Позже, вспоминая те удачливые дни, Джансуг считал, что начало другого периода жизни, связано с приездом брата. Может, зная, что событие это перевернет привычный уклад, радовался бы меньше. Хотя всё равно бы радовался. Как иначе, если гостит старший брат. Почти что отец — как принято со времен предков.
Брат привёз много вина, целого барана, горного сыра, зелени. Всё было отдано хозяйке. Пока та, вместе с дочерью, готовили стол, Джансуг рассказывал брату о своих успехах. И надо же было так случиться, что едва были произнесены долгие приветственные тосты, между хозяевами-супругами возникла яростная, неоправданная ссора. Результатом стала вывихнутая рука, разорванная одежда. Но самое неприятное было — разбитая вдребезги, в глазах старшего родственника, репутация Джансуга. Когда все стихло, и братья оказались вдвоём в комнате, старший, как бы намеренно не заметив, стоящий на тумбочке флакон с лаком для ногтей, объявил:
— Здесь тебе жить нельзя!
Джансугу стало тоскливо и почему-то холодно. Ведь слова старшего обсуждению не подвергались. А закончил брат речь уже совсем страшно и неожиданно.
— Ты старый уже. Тебе жениться пора...
Кроме сильного быстрого испуга, Джансуг не испытал ничего. Стали срочно собираться. Брату, после всего виденного, оставаться здесь было невозможно. Если он себя уважал и если Джансуг его тоже уважал. Прихватив с собой баранью ногу, братья сели в такси и обосновались у друга в студенческом общежитии. Друг Джансуга умел показать, что гостям рад. Так следовало по законам гор. Друг обычаи чтил.

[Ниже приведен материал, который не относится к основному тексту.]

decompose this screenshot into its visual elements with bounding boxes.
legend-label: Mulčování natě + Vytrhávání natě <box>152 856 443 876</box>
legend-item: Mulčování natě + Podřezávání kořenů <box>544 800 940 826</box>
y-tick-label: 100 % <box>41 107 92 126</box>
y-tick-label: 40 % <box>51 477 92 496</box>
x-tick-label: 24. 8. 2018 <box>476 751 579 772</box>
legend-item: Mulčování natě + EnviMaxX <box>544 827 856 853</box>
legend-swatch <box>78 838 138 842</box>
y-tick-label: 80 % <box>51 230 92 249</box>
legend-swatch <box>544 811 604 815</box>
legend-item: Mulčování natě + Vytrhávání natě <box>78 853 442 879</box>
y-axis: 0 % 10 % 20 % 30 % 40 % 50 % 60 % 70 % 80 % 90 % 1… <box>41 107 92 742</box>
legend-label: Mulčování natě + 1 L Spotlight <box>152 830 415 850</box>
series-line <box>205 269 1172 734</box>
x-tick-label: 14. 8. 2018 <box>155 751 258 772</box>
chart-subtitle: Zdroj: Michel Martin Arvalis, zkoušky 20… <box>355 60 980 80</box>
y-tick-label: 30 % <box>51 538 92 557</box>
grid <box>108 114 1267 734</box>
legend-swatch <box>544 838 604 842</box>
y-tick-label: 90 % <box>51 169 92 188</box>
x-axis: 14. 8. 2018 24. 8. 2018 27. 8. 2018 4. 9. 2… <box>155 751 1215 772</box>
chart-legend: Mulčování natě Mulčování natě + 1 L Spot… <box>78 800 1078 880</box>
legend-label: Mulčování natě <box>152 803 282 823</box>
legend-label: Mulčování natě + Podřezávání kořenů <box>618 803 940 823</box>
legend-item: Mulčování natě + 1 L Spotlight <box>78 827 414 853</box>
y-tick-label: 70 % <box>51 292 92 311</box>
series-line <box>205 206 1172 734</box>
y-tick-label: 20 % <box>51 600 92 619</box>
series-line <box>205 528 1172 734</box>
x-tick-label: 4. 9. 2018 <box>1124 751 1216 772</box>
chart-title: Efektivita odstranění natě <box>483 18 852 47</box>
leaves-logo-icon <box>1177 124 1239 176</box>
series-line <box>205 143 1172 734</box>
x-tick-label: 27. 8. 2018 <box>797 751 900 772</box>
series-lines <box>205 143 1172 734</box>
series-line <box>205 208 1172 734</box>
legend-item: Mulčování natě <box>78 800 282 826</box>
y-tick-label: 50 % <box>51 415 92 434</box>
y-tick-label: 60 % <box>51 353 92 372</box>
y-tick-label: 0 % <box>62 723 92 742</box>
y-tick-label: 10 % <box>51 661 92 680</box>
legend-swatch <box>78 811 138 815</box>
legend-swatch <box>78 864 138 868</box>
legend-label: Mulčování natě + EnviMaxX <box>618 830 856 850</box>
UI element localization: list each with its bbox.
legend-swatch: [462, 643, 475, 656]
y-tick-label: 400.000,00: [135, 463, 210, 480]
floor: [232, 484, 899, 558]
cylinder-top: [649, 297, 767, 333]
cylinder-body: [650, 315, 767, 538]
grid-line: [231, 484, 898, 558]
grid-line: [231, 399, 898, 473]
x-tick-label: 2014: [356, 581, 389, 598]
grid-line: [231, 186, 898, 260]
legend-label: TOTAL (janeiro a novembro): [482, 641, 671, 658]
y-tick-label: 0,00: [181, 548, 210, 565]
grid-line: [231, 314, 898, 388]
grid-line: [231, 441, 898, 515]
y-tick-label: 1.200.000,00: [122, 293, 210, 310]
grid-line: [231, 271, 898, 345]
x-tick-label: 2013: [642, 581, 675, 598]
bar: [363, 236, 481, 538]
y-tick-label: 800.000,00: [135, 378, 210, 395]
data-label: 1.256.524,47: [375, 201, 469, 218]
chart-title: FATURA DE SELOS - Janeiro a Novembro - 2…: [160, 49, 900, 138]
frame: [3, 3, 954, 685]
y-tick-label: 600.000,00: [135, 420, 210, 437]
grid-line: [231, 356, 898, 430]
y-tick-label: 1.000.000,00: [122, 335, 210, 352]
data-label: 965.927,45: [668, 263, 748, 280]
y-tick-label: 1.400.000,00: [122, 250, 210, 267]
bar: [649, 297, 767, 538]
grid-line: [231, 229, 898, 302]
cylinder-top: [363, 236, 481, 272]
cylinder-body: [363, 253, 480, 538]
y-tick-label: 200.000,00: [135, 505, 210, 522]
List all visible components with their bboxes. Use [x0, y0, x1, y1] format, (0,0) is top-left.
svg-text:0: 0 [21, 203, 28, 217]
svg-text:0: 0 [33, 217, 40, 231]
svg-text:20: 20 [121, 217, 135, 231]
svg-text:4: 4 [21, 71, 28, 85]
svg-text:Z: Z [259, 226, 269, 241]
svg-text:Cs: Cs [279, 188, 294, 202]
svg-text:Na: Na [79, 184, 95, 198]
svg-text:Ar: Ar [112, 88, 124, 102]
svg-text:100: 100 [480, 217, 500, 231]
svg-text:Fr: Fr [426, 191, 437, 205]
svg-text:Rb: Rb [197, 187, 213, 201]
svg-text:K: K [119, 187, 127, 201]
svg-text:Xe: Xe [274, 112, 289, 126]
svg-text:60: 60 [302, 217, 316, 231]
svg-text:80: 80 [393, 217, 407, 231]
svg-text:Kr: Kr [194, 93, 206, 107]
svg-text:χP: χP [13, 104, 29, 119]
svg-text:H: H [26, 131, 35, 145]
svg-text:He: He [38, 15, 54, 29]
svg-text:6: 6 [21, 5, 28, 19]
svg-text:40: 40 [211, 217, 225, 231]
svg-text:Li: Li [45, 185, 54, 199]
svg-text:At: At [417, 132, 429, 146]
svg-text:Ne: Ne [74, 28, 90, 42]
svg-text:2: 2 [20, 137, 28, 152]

Перед отъездом Старший брат велел Джансугу возвращаться на родину. Опять напомнил о женитьбе. Джансуг испугался меньше, чем в первый раз, но вида не подал. Он быстро сочинил версию, из которой следовало, что если он покинет столицу, все пространство Союза не минует духовный голод. Ведь все крупные писатели только и ждут, когда Джансуг поставит фильмы по их произведениям. Поэтому надо со всеми встретиться, обсудить. Брат внимательно выслушал Джансуга, неторопливо и важно кивая головой. Наказал побыстрее закончить дела. «А потом мы займёмся твоей женитьбой», — напоследок сказал он. Мысль о том, что и в Москве люди заключают браки, даже не мелькнула у братьев.
Если уж быть совсем откровенным, то мысль об этом однажды сверкнула в голове Джансуга. Дочь столичного ответственного работника объявила, что у неё, возможно, будет ребёнок. Внутренним взором Джансуг на миг увидел не возможного ребенка, даже не подругу в роли жены. Ему привиделось, как ясным утром он пьёт кофе, вместе с папашей, в их роскошной столовой с высоченными потолками. Картинка промелькнула и исчезла. Девушка разговор не продолжила. Но веселые встречи с того дня становились тоскливыми. Потом сами собой прекратились.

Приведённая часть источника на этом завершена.